La donna senza nome (Castelvecchi Editore) di Eugenia Romanelli è un romanzo sull’identità e sugli ostacoli che si frappongono alla sua costruzione. Ostacoli e pregiudizi, perché quando facciamo la conoscenza di Emma, giovane pediatra della Roma bene dedita al suo lavoro, è difficile immaginare una crepa su una superficie tanto perfetta. Invece, un segreto, con la sua forza dirompente, mina in profondità la vita della donna e le impedisce di essere sé stessa.
Arriva l’amore con Alberto, famoso velista. E’ improvviso, inatteso, travolgente, ma non salvifico. Emma è come un quadro della sua pittrice preferita, una quotata artista che si firma TAK ma di cui nessuno conosce la vera identità. Starà a lei mettersi davanti alla tela bianca della propria vita e dare finalmente un volto a sé stessa.
Eugenia Romanelli affida all’arte la creazione più difficile, quella del sé. La sua scrittura è raffinato disvelamento, sapiente suspense, e infine, rinascita, il momento in cui “il dolore e la gioia si toccano”. Emma verrà alla luce una seconda volta, figlia consapevole di una coppia omogenitoriale, anche se l’autrice romana non ne fa terreno ideologico ma di confronto, il filo che lega la storia fino all’ultima imprevedibile svolta.
Signora Romanelli, chi è “La donna senza nome”?
ER: E’ una persona, come lo siamo tutti e tutte, alle prese con la costruzione del vero sé. Chi non ha capito, ad un certo punto della propria vita, che per accedere alla sorgente della propria felicità, della propria realizzazione, occorre potare tutti i perigliosi tentacoli del falso sé per lasciare emergere quella unicità che ci rende splendenti e superbamente somiglianti a noi stessi?
Emma, la protagonista, è figlia di una coppia omogenitoriale. C’è un motivo particolare per cui ha deciso di affrontare questo tema?
ER: Ho studiato molto questo tema (blog sul Fatto Q., formatrice alla Sapienza di educatori, assistenti sociali e psicologi, etc.) perché sono attratta dalle nuove forme di relazioni affettive della contemporaneità, e mi sono accorta, oltre alla confusione e all’ignoranza diffusa, che gran parte di ciò che viene pensato e detto deriva da dogmi, pregiudizi e stereotipi, sia da una parte (gli attivisti lgbt) sia dall’altra (i fautori della cosiddetta “famiglia tradizionale”). Ho creduto che l’arte (un romanzo, in questo caso) potesse creare una apertura nell’immaginario, quello spazio vuoto che può essere riempito di emozioni, unica via per pensare pensieri pieni.
Il segreto, il non detto, tessono la trama dell’intero romanzo.
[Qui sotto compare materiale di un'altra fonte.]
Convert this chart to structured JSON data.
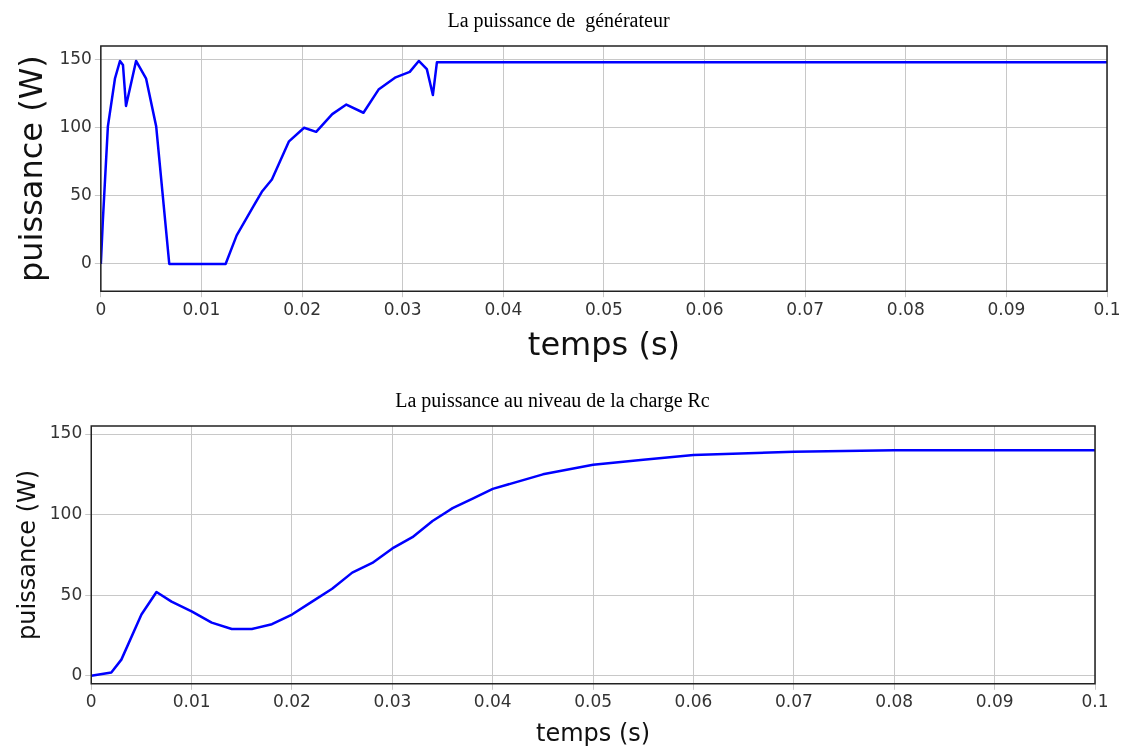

Perché una donna adulta e affermata come Emma trova così difficile svelarsi?
ER: Come dicevo all’inizio, credo che ogni processo di liberazione passi attraverso ostacoli, difficoltà e disvelamenti. Non ci si mette al mondo, senza mettersi a nudo, senza affrancarsi dai propri segreti che, spesso, sono le nostre gabbie più resistenti.
La donna senza nome offre tra le pagine continui assaggi di bellezza, dalle melodie musicali alle raffigurazioni artistiche. Che rapporto hanno i personaggi con il bello?
ER: Il bello scaccia il brutto. L’arte, in tutte le sue forme, per me è -come il sesso, oggetto del precedente romanzo- il grido che la vita scaglia contro la morte.
Ci parla della Roma che fa da sfondo alla storia?
ER: Roma città caotica, irriverente, tronfia e sprezzante, maestosa, mozzafiato, puttana e dongiovanni, larga, piena. Impossibile resisterle, nonostante la sua arroganza.
La donna senza nome
di Eugenia Romanelli
Edizioni Castelvecchi
Eugenia Romanelli è nata a Roma nel 1972. E’ giornalista e docente universitaria, e da anni è impegnata nella ricerca sulle arti e le culture giovanili. Esperta di new media, ha prima diretto Bazarweb, uno dei primi portali multimediali italiani, di cui è stata anche fondatrice, e poi l’edizione italiana di Time out, oltre ad aver creato l’allegato di cultura SmarTime per “Il Fatto Quotidiano”. Attualmente collabora con Ansa e Treccani.
I suoi ultimi romanzi sono E’ scritto nel corpo (2013) e 2BX. Essere un’incognita (2012), entrambi pubblicati con De Agostini.